What are two large classes of drug transporters?

Answer 74

ATP binding Cassette (ABC). Solute Carrier (SLC)

Question 75

diffusion is random and constant kinetics, contrast transporters

Answer 75

selective and saturable.

Question 76

1. the graph

Answer 76

what is the predominate process at the left of the graph? – Absorption. what couteracts the absorption…distribution away from the blood, and first pass matabolism before it reaches the blood. as you move to the right of the graph what happens the most? – moving to exretion!
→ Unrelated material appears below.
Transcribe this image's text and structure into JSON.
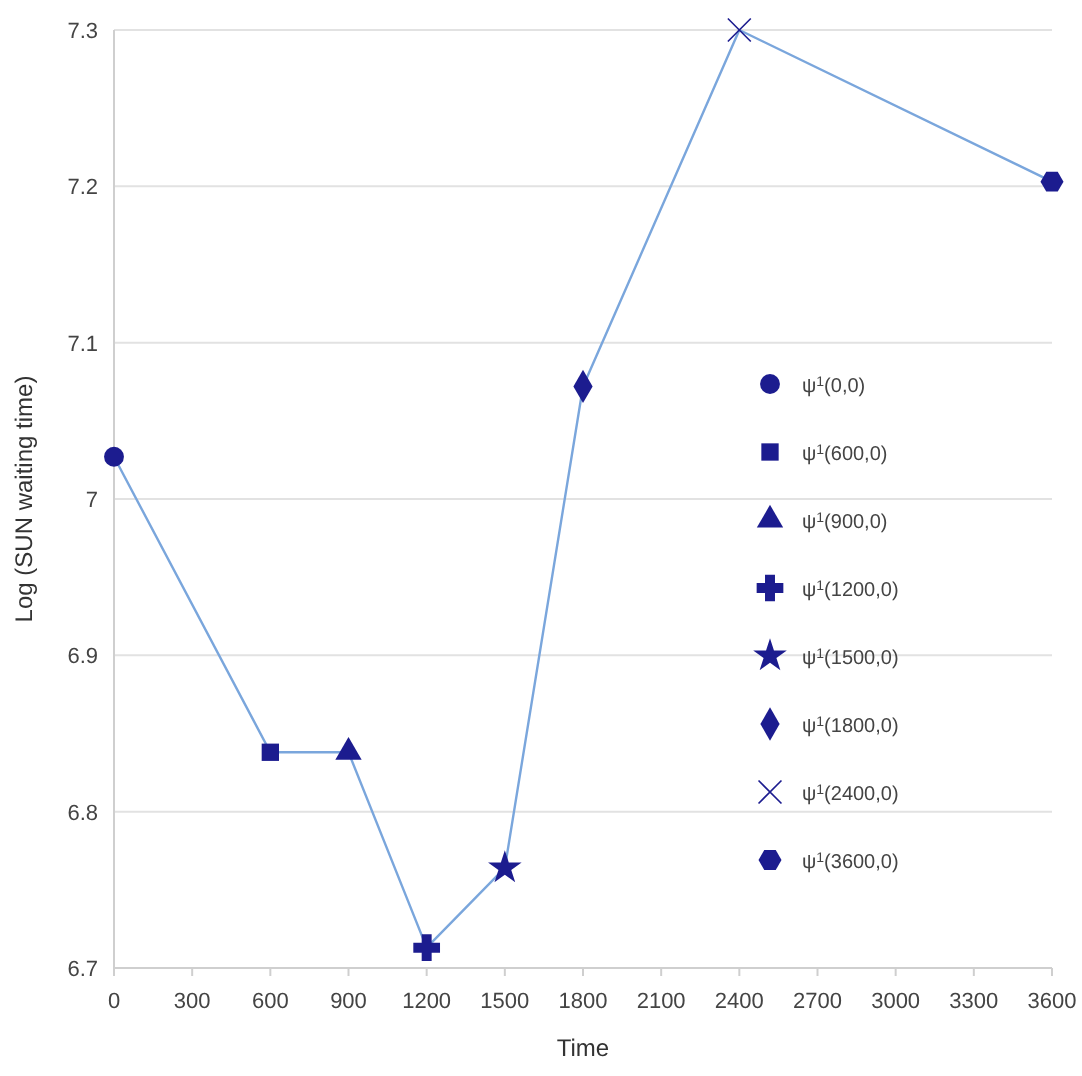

The answer: different routes of administratoin – (look in katsung for the figure) see the time for max concentration is the same for the red and orange curve…so the absorption rate is the same, but the area under the curve is bigger for the red…so the bioavalibility of A is twice that of B! so this must involve a first pass effect on the orange curve. for the blue curve the peak is shifted to the right so the absorption is lower. but for the area under the curve, the blue is the same as the red so the bioavailabilty is the same (both don’t have first pass).

Question 77

Case 2.

Answer 77

would the administration of a sodium bicarbonate to alakalinize the urine promote or prevent the clearence of a weak base drug such as methamphetamine? it would be detrimental to the clearence because at a basic level the base will be deprotinated and will be reabsorbed because it will be uncharged.

Question 78

Case 3: what properties confine to the intravascular space?

Answer 78

very large, or very polar, or highly bound to protiens, poor lipid soluble molecules…. it means that it doesn’t get out of the intravascular space well…but it still could!

Question 79

Case 4: what cautions?

Answer 79

the half life of the parent drug is short and the metabolite that is toxic has a long half life, so if you build the conc. of the parent drug to get effect then you could build up the metabolite way too high!!!!

Question 80

what phase is N-demethylation?

Answer 80

Phase 1

Question 81

what phase is hydrolysis?

Answer 81

phase 1

Question 82

what phase f metabolism is glucuronidation?

Answer 82

phase 2

Question 83

case 4: what could cause the metabolite to build up even more?

Answer 83

if someone has renal failure then the metabolite could build up even more!!

Question 84

Case 5: grapefuit juice…how would it affect the drug?

Answer 84

grapefruit juice will block the action of the first pass metabolism by CYP3A4. this is bad because normally only a small percent of the drug makes it pass the CYP3A4 and then it can increase the amount of drug that reaches the circulation. then the adverse side-effects can easily come about…myapathy and malagia.